今年はその限界を感じています。3・11以来 日本の状況が一変しました。原発事故で、電力使用に大きな支障をきたしていることも関係しますが、そればかりでなくこのところ日本の気象は亜熱帯化しています。34℃、35℃の日が当たり前、今年は早くも37.7℃を記録した場所もあるようです。
利休様のころは、京都の夏といってもせいぜい27、28℃くらいだったのでは??? 木陰に入れば暑さもしのげる位だったのではと思います。家の造りも風通しがよく、車や電気がありませんから熱を発するものもなく、街もすっきりとして、打ち水をしたり、風鈴を付けたり、簾戸をしたり、お道具で涼しげな演出をしたりするくらいで夏を涼しくできたのではないでしょうか。
現在は状況は全く違います。家での稽古はクーラーは必須、28℃設定も少々つらいところ。打ち水をしてもあっという間に乾いてしまいます。お点前をしていると風炉の熱で汗がにじんできて、手も汗ばみ帛紗がうまくさばけません。足にも汗で、畳にも汗が・・。
そんな中、この暑さにも着物で来てくださる方がいらっしゃり、私は脱帽しています。稽古日に私は着物を着ますが、家の中だけですから何とか大丈夫ですが、お稽古に通ってくる方は炎天下電車に乗ったり歩いたりしていらっしゃるわけで、相当の覚悟がいると思うのです。熱中症にでもなられたら大変と思い、《暑くて大変でしょう?》と言うと、《電車もバスも涼しいし、歩く時だけですから》とさらっとおっしゃいます。大変であろうことをいともさらっとされる、その方の素晴らしさです。涼しい柄の着物と帯、帯留にはガラスのボタンを涼しげに縫いつけて・・・。

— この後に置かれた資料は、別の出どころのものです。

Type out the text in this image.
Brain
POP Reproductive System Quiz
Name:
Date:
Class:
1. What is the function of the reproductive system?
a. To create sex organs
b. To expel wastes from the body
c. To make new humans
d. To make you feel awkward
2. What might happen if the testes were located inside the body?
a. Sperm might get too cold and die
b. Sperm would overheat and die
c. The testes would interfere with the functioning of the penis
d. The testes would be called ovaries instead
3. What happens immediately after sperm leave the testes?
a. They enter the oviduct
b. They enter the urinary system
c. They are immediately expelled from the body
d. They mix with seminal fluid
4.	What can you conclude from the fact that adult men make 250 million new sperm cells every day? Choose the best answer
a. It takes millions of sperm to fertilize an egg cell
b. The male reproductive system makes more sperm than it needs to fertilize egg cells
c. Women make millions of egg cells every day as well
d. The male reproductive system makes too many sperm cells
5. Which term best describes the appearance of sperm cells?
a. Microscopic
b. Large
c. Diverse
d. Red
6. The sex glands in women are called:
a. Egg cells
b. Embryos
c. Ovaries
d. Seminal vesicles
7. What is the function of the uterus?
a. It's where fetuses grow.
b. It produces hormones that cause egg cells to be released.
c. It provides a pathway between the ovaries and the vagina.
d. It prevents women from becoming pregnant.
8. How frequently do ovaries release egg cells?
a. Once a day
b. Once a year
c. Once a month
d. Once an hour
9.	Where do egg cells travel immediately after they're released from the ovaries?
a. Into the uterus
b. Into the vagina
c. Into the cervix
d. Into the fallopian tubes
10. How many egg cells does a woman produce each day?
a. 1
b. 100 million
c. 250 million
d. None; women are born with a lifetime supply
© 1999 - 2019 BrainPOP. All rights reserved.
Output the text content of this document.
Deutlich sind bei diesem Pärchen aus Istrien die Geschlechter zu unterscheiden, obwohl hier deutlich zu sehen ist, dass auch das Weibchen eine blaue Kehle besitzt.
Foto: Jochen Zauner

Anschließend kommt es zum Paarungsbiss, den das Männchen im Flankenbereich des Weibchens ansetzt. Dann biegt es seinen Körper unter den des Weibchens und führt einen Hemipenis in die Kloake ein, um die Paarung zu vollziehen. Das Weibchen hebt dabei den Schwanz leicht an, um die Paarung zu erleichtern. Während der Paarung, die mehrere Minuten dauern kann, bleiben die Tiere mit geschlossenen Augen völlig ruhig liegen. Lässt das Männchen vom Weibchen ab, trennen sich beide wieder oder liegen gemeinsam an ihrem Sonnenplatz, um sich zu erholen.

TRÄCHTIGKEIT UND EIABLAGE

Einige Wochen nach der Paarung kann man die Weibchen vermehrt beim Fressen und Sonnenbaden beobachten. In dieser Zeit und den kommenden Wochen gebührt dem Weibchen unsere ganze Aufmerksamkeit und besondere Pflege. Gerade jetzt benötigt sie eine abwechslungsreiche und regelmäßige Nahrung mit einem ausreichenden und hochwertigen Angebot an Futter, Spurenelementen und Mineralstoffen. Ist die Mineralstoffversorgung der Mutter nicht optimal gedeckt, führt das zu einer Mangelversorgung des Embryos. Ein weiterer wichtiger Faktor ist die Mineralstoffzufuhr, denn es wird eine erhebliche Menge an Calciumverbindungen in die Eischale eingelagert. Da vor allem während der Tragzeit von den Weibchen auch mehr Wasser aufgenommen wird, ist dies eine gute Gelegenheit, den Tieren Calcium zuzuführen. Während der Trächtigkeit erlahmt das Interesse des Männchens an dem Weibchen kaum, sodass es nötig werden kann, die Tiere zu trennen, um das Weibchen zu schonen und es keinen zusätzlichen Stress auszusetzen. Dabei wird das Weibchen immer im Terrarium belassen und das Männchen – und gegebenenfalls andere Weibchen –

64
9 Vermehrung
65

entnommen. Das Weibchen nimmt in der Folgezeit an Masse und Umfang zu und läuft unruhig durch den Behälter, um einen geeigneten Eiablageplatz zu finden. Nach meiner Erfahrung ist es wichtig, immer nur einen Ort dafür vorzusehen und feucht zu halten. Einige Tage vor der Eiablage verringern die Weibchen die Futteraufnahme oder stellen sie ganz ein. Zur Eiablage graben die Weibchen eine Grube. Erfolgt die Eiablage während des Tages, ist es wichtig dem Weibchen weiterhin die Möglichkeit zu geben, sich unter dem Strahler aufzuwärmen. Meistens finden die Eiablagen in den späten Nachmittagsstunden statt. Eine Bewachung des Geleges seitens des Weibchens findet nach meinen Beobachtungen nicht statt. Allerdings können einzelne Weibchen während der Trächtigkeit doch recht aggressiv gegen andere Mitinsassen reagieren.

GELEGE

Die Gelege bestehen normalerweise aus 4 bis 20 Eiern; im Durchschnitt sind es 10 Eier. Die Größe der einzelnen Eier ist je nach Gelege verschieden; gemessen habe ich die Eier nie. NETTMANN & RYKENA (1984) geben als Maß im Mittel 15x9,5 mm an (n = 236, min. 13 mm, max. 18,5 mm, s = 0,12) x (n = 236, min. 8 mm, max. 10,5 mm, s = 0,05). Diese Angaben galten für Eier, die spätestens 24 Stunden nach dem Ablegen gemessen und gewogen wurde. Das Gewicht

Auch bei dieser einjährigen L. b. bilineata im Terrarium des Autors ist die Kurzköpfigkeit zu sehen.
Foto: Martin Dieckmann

もう一人の方は竹の素材で作られた着物を着ていらっしゃるなど、なかなかおしゃれです。
利休七則の《夏は涼しく》というのはお客様を涼しくおもてなしをするという意味だと思いますが、もてなす側も 暑いのは事実ですが、それを《暑い》《暑い》とばたばたするのでなく、暑さをものともしないで、何でもないように涼やかにさらっと振る舞う・・・・これも七則の《夏は涼しく》の精神かしら?と、その方々から学んだような気がします。